François Bonnarel wrote:
> Hi Markus, all
> Le 14/03/2014 12:56, Markus Demleitner a écrit :
>> On Fri, Mar 14, 2014 at 12:13:28PM +0100, François Bonnarel wrote:
>>> Hi Paul, Tom, all,
>>>      Of course it would be nice to have this functionnality and it has
>>> been discussed in the DAL group vor AccessData version .... 1.1.
>>> While it may seem simpler, (and it is as far as syntax definition is
>>> concerned maybe) it is actually not true. Because if it is for a
>>> pixel cutout query to have any scientific value, some a priori
>>> knowledge (even rough) of the Mapping between the pixels and the
>>> world coordinates. This knowledge has to be used either by a client
>>> or by the service itself to prepare usefull pixel cutouts queries.
>> Knowing full well I'm getting on everyone's nerves, I'd still like to
>> point out that in the structured parameters approach --
>>
>> http://www.ivoa.net/pipermail/dal/2013-December/006602.html, chapter
>> 6.1 "common parameters"
>>
>> --, pixel-wise cutouts aren't in any way special and are cheap to
>> implement for both clients and servers (although, as I said, I'd now
>> use PIX(n) and PIX(n)_WIDTH, although for pixels, MIN and MAX are
>> just as appropriate).
> Sure it's possible to define easilly pixel cutouts syntax.

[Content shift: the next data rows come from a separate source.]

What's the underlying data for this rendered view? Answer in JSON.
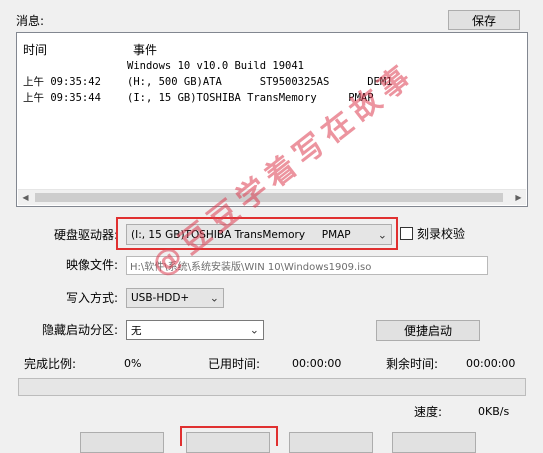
{
  "messages_label": "消息:",
  "save_button": "保存",
  "log": {
    "headers": {
      "time": "时间",
      "event": "事件"
    },
    "rows": [
      {
        "time": "",
        "event": "Windows 10 v10.0 Build 19041"
      },
      {
        "time": "上午 09:35:42",
        "event": "(H:, 500 GB)ATA      ST9500325AS      DEM1"
      },
      {
        "time": "上午 09:35:44",
        "event": "(I:, 15 GB)TOSHIBA TransMemory     PMAP"
      }
    ]
  },
  "disk": {
    "label": "硬盘驱动器:",
    "value": "(I:, 15 GB)TOSHIBA TransMemory     PMAP",
    "verify_label": "刻录校验"
  },
  "image": {
    "label": "映像文件:",
    "value": "H:\\软件\\系统\\系统安装版\\WIN 10\\Windows1909.iso"
  },
  "write_mode": {
    "label": "写入方式:",
    "value": "USB-HDD+"
  },
  "hidden_partition": {
    "label": "隐藏启动分区:",
    "value": "无"
  },
  "quick_boot_button": "便捷启动",
  "progress": {
    "done_label": "完成比例:",
    "done_value": "0%",
    "elapsed_label": "已用时间:",
    "elapsed_value": "00:00:00",
    "remaining_label": "剩余时间:",
    "remaining_value": "00:00:00",
    "fraction": 0,
    "speed_label": "速度:",
    "speed_value": "0KB/s"
  },
  "watermark": "@豆豆学着写在故事"
}
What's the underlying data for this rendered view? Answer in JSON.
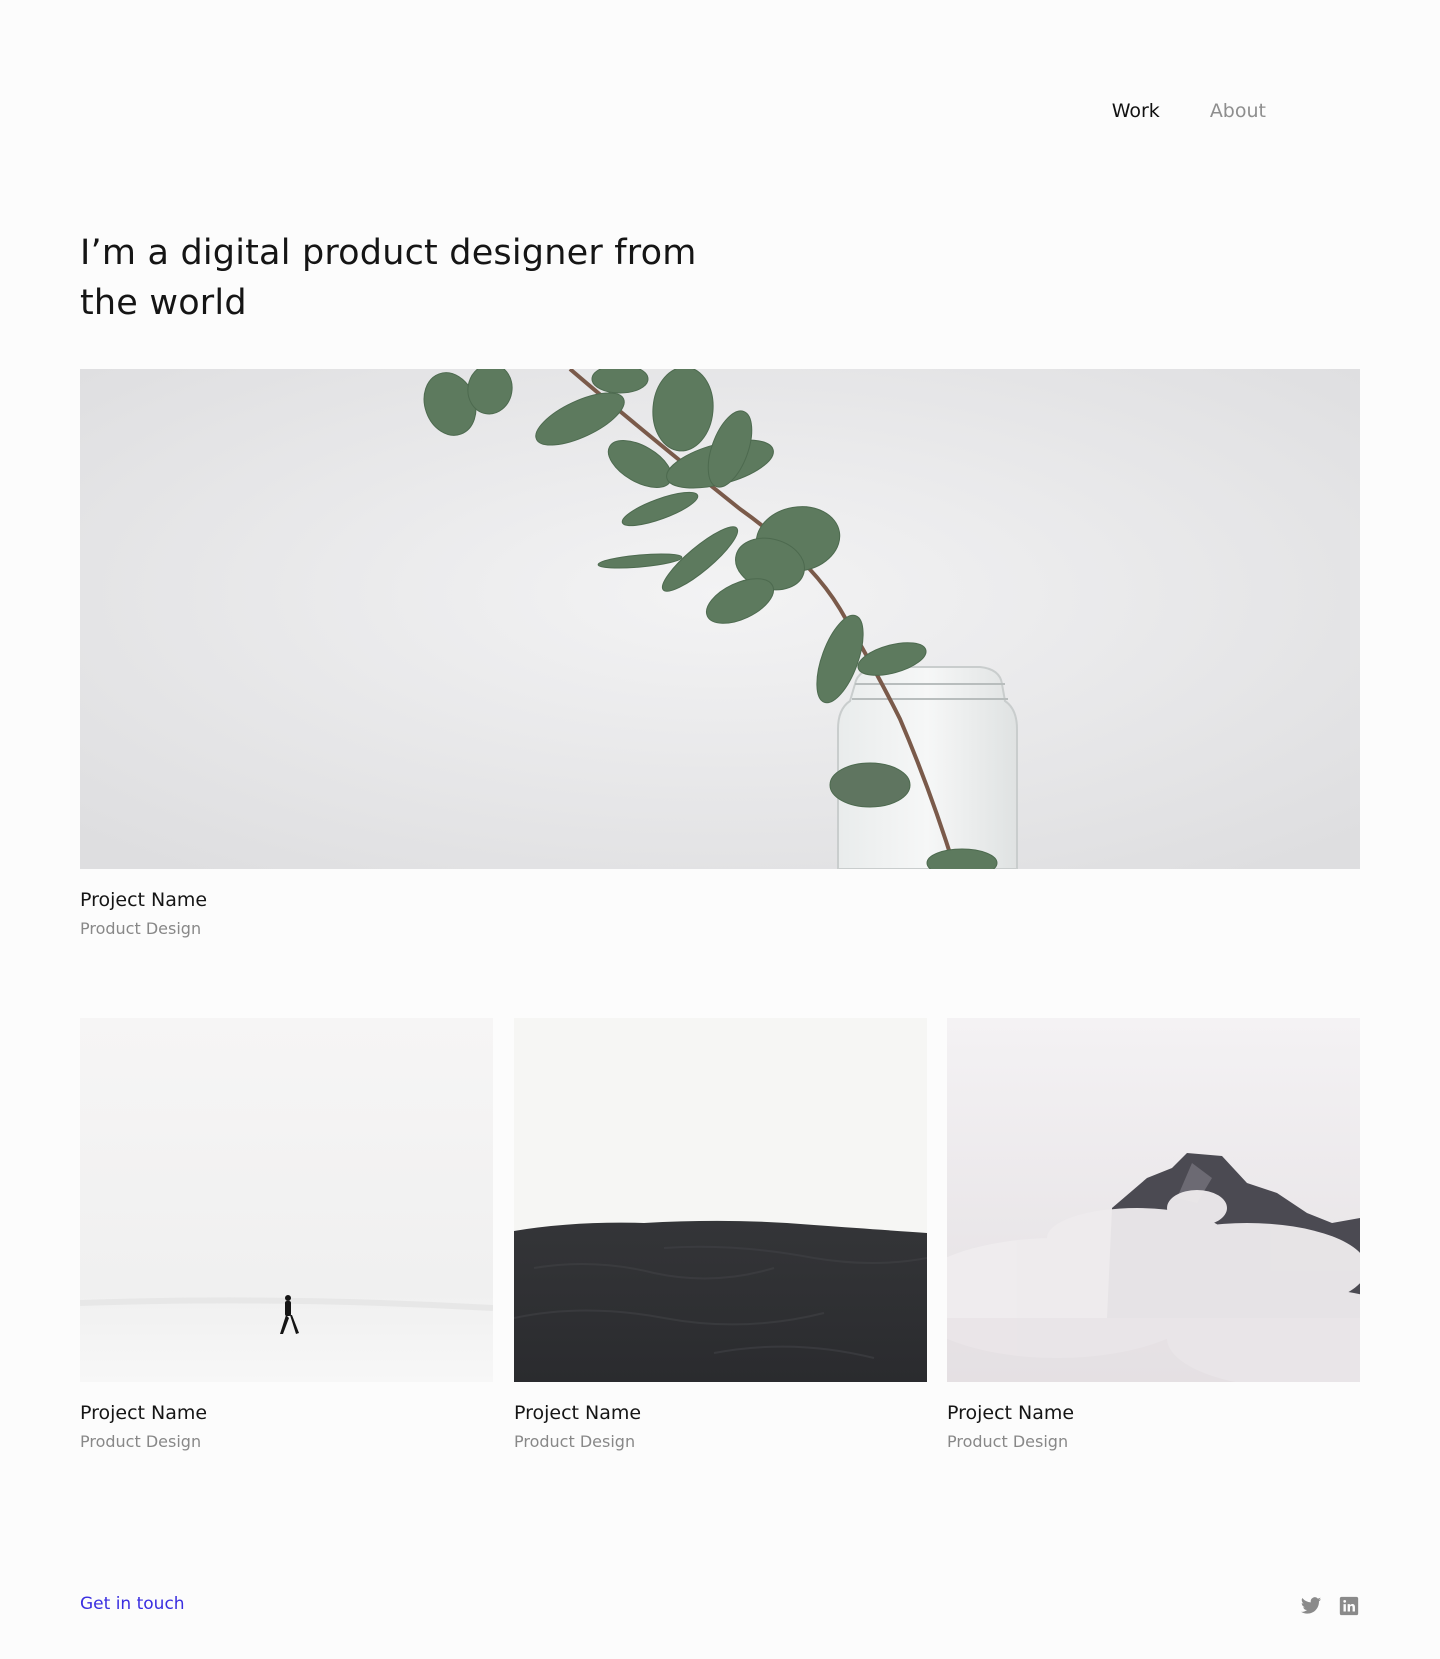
{
  "nav": {
    "items": [
      {
        "label": "Work",
        "active": true
      },
      {
        "label": "About",
        "active": false
      }
    ]
  },
  "hero": {
    "title": "I’m a digital product designer from the world"
  },
  "projects": [
    {
      "name": "Project Name",
      "category": "Product Design",
      "image": "eucalyptus-branch-in-glass-jar"
    },
    {
      "name": "Project Name",
      "category": "Product Design",
      "image": "person-walking-in-snow"
    },
    {
      "name": "Project Name",
      "category": "Product Design",
      "image": "dark-sand-dune"
    },
    {
      "name": "Project Name",
      "category": "Product Design",
      "image": "mountain-in-clouds"
    }
  ],
  "footer": {
    "contact_label": "Get in touch",
    "socials": [
      "twitter-icon",
      "linkedin-icon"
    ]
  },
  "colors": {
    "background": "#fcfcfc",
    "text": "#151515",
    "muted": "#888888",
    "link": "#3a2ee0"
  }
}
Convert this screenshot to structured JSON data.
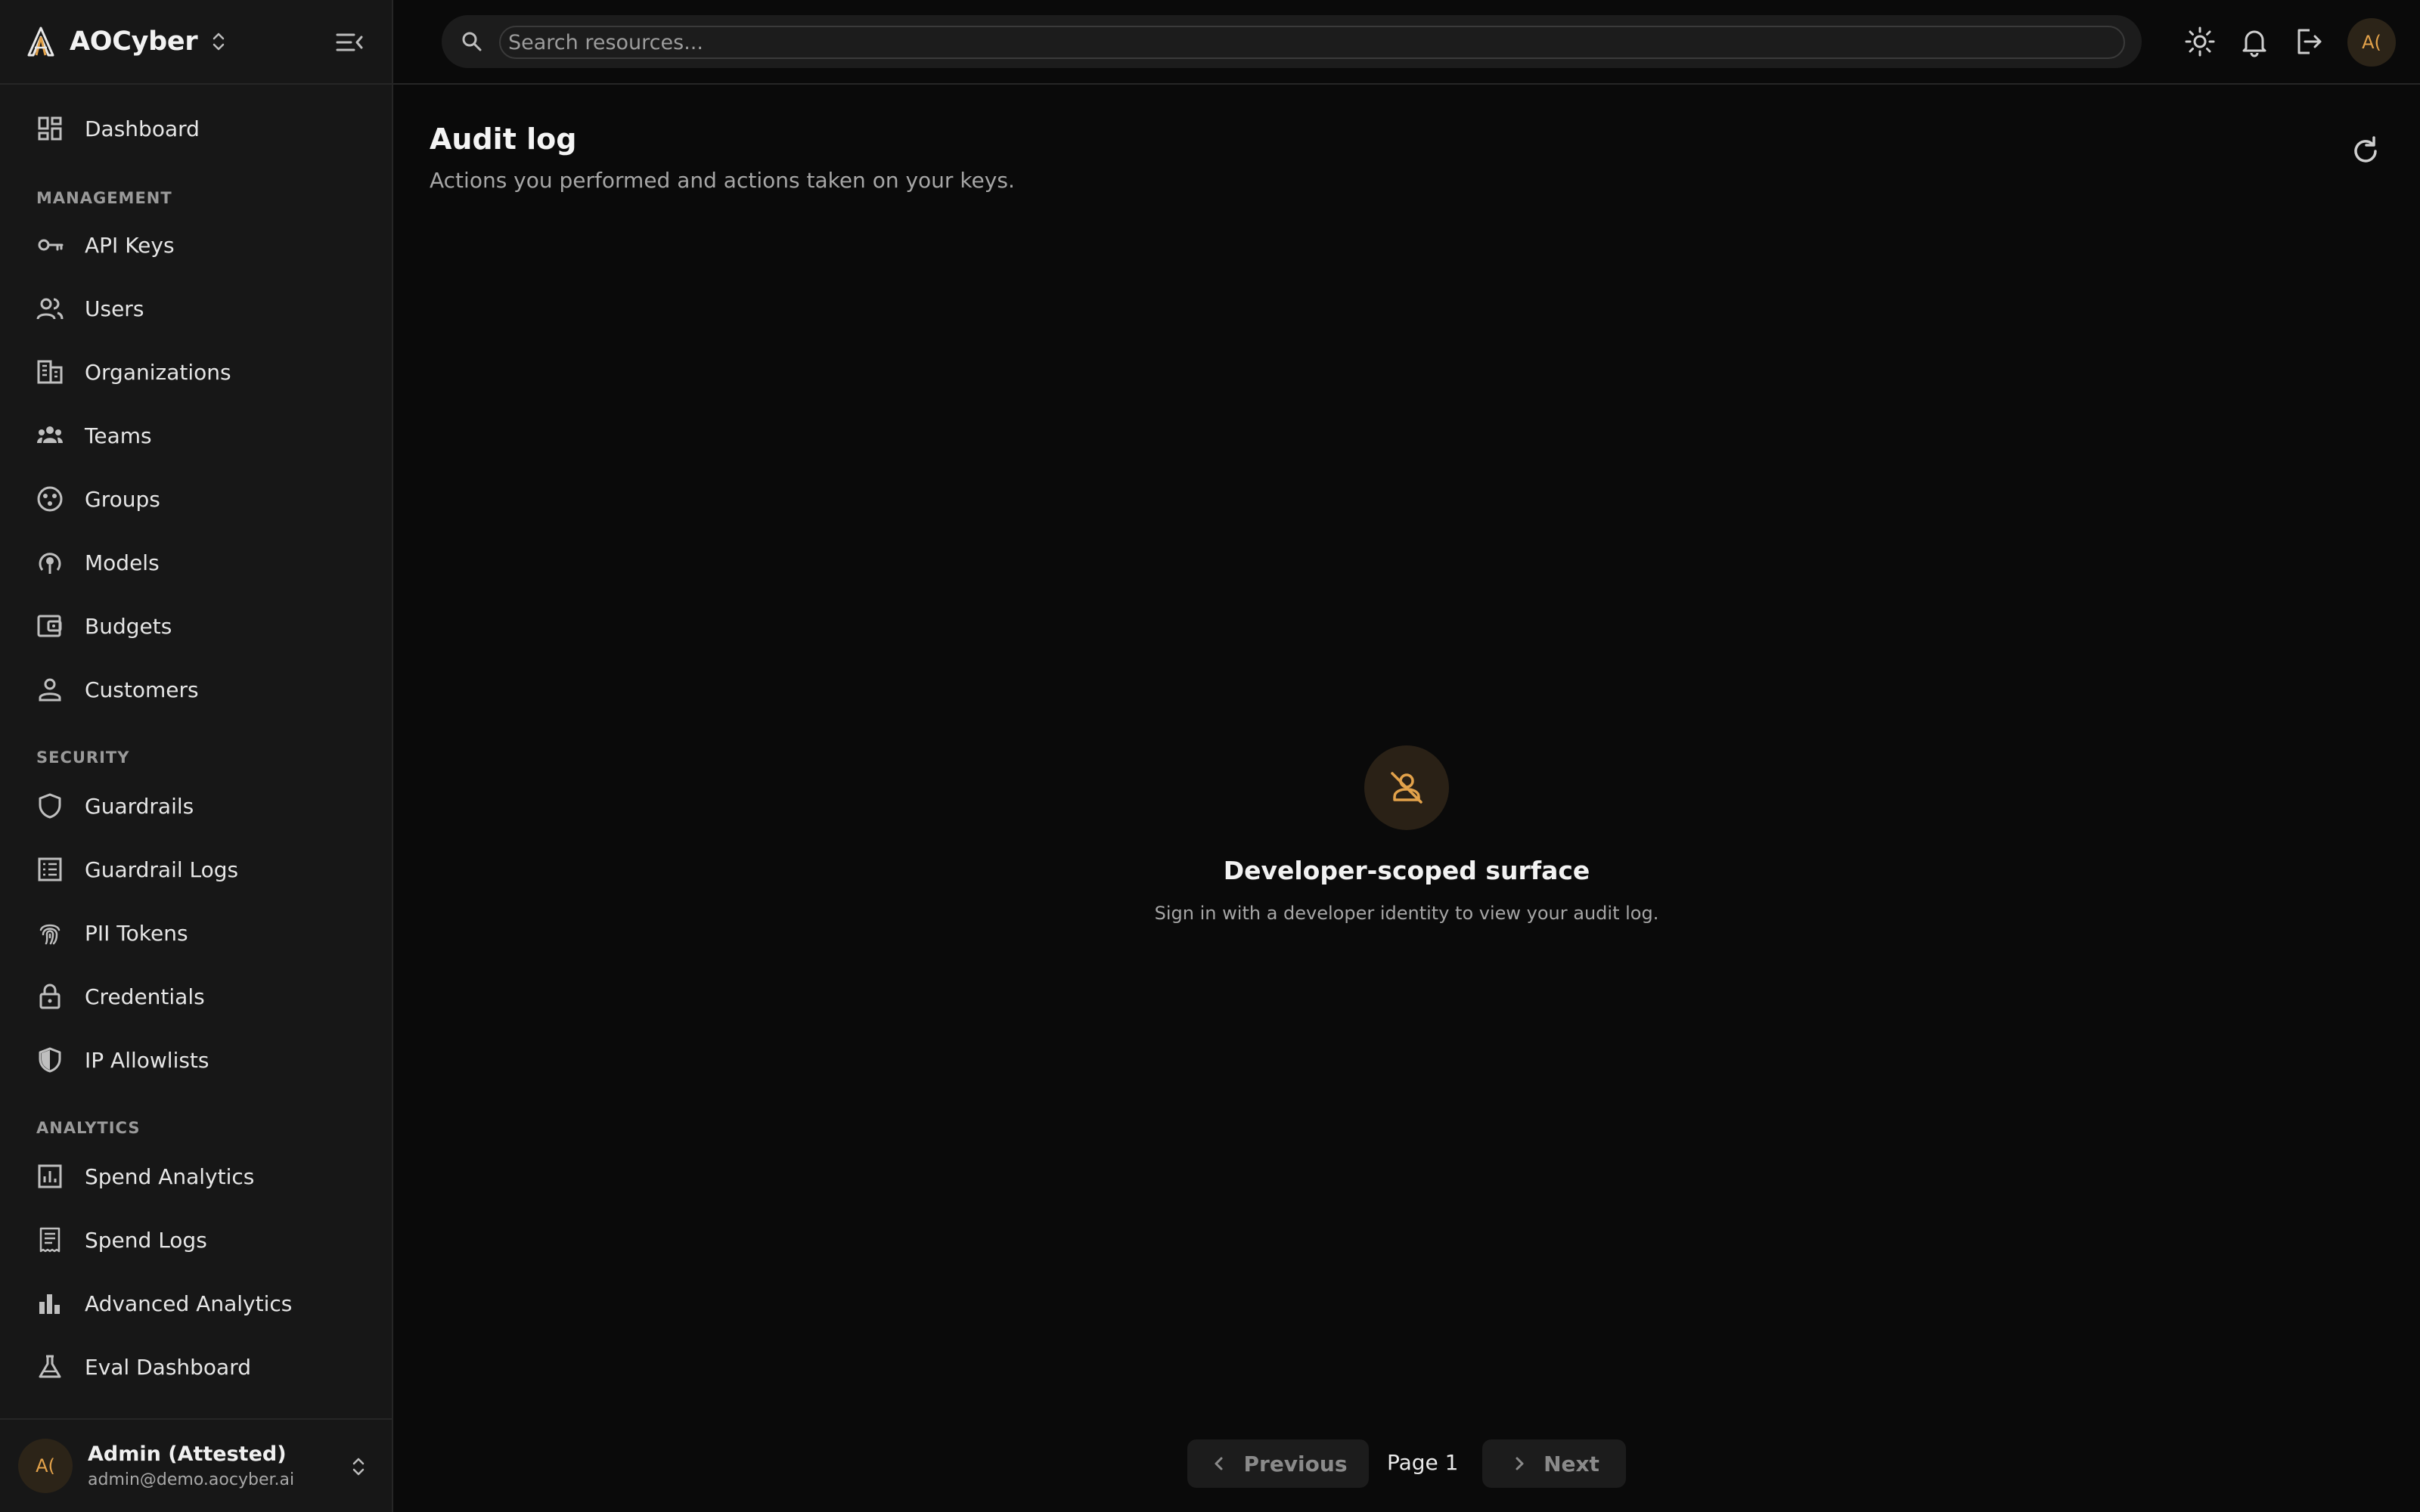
{
  "brand": {
    "name": "AOCyber"
  },
  "search": {
    "placeholder": "Search resources..."
  },
  "topbar": {
    "avatar_initials": "A("
  },
  "sidebar": {
    "dashboard": {
      "label": "Dashboard",
      "icon": "dashboard-icon"
    },
    "sections": {
      "management": "MANAGEMENT",
      "security": "SECURITY",
      "analytics": "ANALYTICS"
    },
    "management_items": [
      {
        "label": "API Keys",
        "icon": "key-icon"
      },
      {
        "label": "Users",
        "icon": "users-icon"
      },
      {
        "label": "Organizations",
        "icon": "building-icon"
      },
      {
        "label": "Teams",
        "icon": "team-icon"
      },
      {
        "label": "Groups",
        "icon": "groups-icon"
      },
      {
        "label": "Models",
        "icon": "model-icon"
      },
      {
        "label": "Budgets",
        "icon": "wallet-icon"
      },
      {
        "label": "Customers",
        "icon": "person-icon"
      }
    ],
    "security_items": [
      {
        "label": "Guardrails",
        "icon": "shield-icon"
      },
      {
        "label": "Guardrail Logs",
        "icon": "log-list-icon"
      },
      {
        "label": "PII Tokens",
        "icon": "fingerprint-icon"
      },
      {
        "label": "Credentials",
        "icon": "lock-icon"
      },
      {
        "label": "IP Allowlists",
        "icon": "shield-half-icon"
      }
    ],
    "analytics_items": [
      {
        "label": "Spend Analytics",
        "icon": "chart-box-icon"
      },
      {
        "label": "Spend Logs",
        "icon": "receipt-icon"
      },
      {
        "label": "Advanced Analytics",
        "icon": "bar-chart-icon"
      },
      {
        "label": "Eval Dashboard",
        "icon": "flask-icon"
      }
    ]
  },
  "user": {
    "initials": "A(",
    "name": "Admin (Attested)",
    "email": "admin@demo.aocyber.ai"
  },
  "page": {
    "title": "Audit log",
    "subtitle": "Actions you performed and actions taken on your keys."
  },
  "empty_state": {
    "icon": "person-off-icon",
    "title": "Developer-scoped surface",
    "message": "Sign in with a developer identity to view your audit log."
  },
  "pagination": {
    "previous": "Previous",
    "page": "Page 1",
    "next": "Next"
  },
  "colors": {
    "background": "#0a0a0a",
    "sidebar": "#171717",
    "accent": "#e3a24a"
  }
}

An
> alternative to the parameters you arev propsing is one parameter
> (PIXCUTOUT or whatever) with cfitsio syntax which is very general for
> all n-d arrays of values. But my point here was about the availability
> of mapping information necessary to build usefull pixel limitations.
>
> Cheers
> François
>> François is right, though, that for most interesting use cases,
>> operating on pixel coordinates requires knowledge of the mapping.  At
>> least for common FITS images, that's again easy for clients and
>> servers with the proposed mechanism, too: clients would use KIND
>> (trivial to implement) and get back the FITS header they can already
>> interpret.
>>
>> Not quite as general as the full DM approach, but very cheap measured
>> in implementation effort and, I would claim, effective in terms of
>> "Wow!" potential in our clients' users.
>>
>> Cheers,
>>
>>           Markus